Analysis of 5′-UTR features that cooperate with the ERK Nt to determine start codon selection. (A) RLU from extracts of NIH3T3 cells transfected with plasmids bearing HSV-TK (orange) or KRAS (gray) promoters and the 5′-UTR. ffLuc was expressed directly behind promoters (white bars) or fused to their homologous Nt domain (orange and gray) or ERK2 Nt moiety (blue) (n = 6, ns = not significant, **P < 0.01 or ***P < 0.001 bilateral Welch's t-test, representative of three experiments). (B) NIH3T3 cells transfected with bicistronic constructs depicted above the graph. The CMV promoter expresses one mRNA, with R-Luc normalizing ffLuc (RLU). The second cistron, ffLuc, is fused (yellow bars) or not (white bars) to the ERK1 Nt. Upstream of the erk1 Kozak AUG sequence, fragments of the mouse erk1 5′-UTR are cloned with the indicated sizes (0–177 nucleotides, deletions from the 5′ side) (n = 3, ns = not significant, *P < 0.05 or **P < 0.01 bilateral Welch's t-test, representative of three experiments). (C) RLU from NIH3T3 cells transfected with plasmids harboring distinct Kozak sequences in the context of promoter erk1 and its 5′-UTR (pE1). ffLuc is fused (yellow bars) or not (white bars) to the ERK1 Nt, and fold induction is indicated on the graph near the yellow bars.
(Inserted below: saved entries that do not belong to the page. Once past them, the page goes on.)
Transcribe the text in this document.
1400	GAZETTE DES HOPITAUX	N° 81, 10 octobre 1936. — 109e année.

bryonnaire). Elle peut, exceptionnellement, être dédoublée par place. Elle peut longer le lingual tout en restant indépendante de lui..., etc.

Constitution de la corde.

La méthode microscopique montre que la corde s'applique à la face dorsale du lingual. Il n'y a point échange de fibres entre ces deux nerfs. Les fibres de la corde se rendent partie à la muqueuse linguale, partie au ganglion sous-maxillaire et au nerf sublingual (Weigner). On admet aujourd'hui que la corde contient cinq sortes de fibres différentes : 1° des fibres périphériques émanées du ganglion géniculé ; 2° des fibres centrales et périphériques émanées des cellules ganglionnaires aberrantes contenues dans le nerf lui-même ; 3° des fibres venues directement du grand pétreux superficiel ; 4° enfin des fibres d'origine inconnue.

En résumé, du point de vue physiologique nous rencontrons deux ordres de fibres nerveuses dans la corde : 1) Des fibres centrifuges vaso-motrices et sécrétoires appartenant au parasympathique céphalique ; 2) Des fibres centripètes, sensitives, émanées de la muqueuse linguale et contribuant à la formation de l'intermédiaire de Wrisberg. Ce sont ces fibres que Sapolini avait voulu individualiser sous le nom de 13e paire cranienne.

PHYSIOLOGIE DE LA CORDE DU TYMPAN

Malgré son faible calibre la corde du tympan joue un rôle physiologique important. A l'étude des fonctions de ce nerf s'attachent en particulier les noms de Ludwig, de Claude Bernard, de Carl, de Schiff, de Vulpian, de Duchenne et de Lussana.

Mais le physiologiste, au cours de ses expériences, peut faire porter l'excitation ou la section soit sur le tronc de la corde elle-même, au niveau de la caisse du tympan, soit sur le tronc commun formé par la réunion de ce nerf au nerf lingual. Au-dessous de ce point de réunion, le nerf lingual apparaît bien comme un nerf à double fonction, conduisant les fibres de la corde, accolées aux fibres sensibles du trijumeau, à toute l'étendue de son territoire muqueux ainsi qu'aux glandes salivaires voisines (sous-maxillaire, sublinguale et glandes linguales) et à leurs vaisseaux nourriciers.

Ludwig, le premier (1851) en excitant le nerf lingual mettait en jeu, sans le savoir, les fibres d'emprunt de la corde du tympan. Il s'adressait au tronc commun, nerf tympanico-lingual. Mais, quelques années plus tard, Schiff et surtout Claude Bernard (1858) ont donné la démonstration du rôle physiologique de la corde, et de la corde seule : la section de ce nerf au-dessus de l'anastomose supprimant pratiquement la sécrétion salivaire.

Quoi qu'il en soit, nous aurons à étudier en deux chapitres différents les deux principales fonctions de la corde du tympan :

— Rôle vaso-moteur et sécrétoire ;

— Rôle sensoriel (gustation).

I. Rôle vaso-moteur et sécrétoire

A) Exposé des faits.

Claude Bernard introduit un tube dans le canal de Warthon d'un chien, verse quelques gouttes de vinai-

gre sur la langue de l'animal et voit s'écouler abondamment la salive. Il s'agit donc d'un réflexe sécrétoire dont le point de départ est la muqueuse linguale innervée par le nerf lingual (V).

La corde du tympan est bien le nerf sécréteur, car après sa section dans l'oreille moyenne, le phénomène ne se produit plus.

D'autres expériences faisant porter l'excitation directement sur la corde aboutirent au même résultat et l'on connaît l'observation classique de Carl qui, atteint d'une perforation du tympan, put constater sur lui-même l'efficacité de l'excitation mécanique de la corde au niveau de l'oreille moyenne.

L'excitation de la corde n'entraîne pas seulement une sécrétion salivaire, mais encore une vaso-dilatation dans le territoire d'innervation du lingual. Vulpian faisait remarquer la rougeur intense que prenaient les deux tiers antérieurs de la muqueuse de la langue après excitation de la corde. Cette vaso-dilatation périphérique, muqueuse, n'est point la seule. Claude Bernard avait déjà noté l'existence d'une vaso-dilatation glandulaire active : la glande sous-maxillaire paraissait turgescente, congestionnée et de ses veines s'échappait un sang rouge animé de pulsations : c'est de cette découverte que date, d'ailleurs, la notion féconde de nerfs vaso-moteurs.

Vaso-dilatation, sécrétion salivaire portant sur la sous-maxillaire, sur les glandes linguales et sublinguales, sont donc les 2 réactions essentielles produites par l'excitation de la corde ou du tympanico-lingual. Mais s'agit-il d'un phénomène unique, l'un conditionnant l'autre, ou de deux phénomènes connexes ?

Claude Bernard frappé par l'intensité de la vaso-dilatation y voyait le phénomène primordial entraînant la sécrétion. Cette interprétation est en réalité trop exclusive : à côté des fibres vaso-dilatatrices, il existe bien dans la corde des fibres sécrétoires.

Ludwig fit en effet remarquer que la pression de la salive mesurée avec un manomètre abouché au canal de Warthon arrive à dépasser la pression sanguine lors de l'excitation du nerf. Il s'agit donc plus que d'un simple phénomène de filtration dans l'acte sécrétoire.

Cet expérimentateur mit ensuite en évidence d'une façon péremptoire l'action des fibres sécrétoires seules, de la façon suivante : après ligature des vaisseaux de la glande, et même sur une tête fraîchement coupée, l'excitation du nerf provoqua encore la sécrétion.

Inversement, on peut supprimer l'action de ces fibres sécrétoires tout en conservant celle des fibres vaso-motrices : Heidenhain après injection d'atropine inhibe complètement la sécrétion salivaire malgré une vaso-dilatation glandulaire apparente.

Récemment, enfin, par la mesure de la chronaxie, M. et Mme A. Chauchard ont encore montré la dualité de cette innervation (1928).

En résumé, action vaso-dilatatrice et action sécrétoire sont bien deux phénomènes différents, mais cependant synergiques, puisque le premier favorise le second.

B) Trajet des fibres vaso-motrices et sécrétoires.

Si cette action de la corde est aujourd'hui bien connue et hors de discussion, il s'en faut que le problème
Lines 1 and 2 contain erk1 Kozak and lines 3 and 4 the canonical Kozak sequence. From lines 5–10, nucleotides of Kozaks were swapped as indicated. Guanine nucleotides shared by erk1 and the canonical Kozak context are in black, nucleotides specific to the erk1 Kozak context in blue and those specific to the canonical Kozak context in red (n = 3, representative of three experiments).